A decisão foi tomada pela juíza Márcia Capanema de Souza, da 35ª Vara Criminal, após a Polícia Civil anexar 42 novas peças ao inquérito, que incluem depoimentos e elementos que reforçam as acusações.
Entre os relatos das vítimas, uma das crianças contou detalhes dos atos cometidos pelo motorista. “Começou a trocar beijos e carícias comigo, ele me beijava na testa, me abraçava, passava a mão no meu cabelo e nas pernas das meninas”, revelou a vítima.
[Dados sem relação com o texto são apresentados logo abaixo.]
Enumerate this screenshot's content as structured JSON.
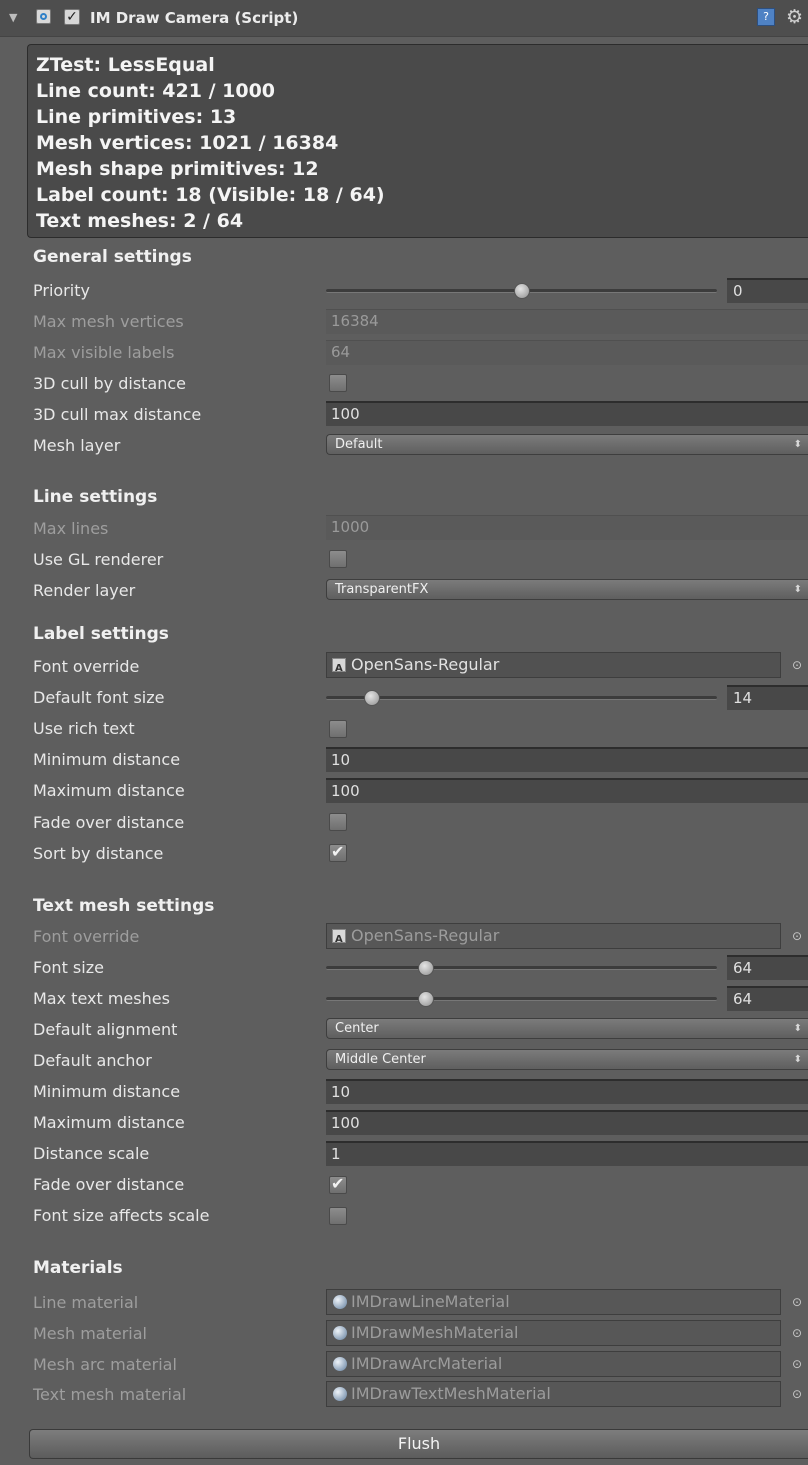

Inicialmente, as investigações já apontavam que Marcelo obrigava crianças a assistir vídeos pornográficos e incentivava a troca de beijos e carícias entre os passageiros durante o transporte. Ele prestava serviço para, pelo menos, três escolas particulares do bairro do Méier.
Na decisão que prorrogou a prisão, a juíza destacou que os novos elementos são fundamentais para esclarecer a dinâmica dos crimes e permitir o avanço das investigações. “A prorrogação da prisão temporária mostra-se indispensável para a adequada conclusão das investigações, especialmente para a realização de diligências complementares, como a oitiva do investigado, imprescindível para esclarecer os fatos e assegurar o devido processo legal”, afirmou Márcia Capanema.
Marcelo foi preso no dia 16 de maio e, desde então, permanece detido. A Delegacia da Criança e do Adolescente Vítima (DCAV) conseguiu na Justiça a quebra do sigilo de dados do celular do motorista, o que tem sido essencial para aprofundar as apurações.
O caso segue sendo investigado e, com o avanço das diligências, a expectativa é que a Polícia Civil conclua se há mais vítimas além das já identificadas.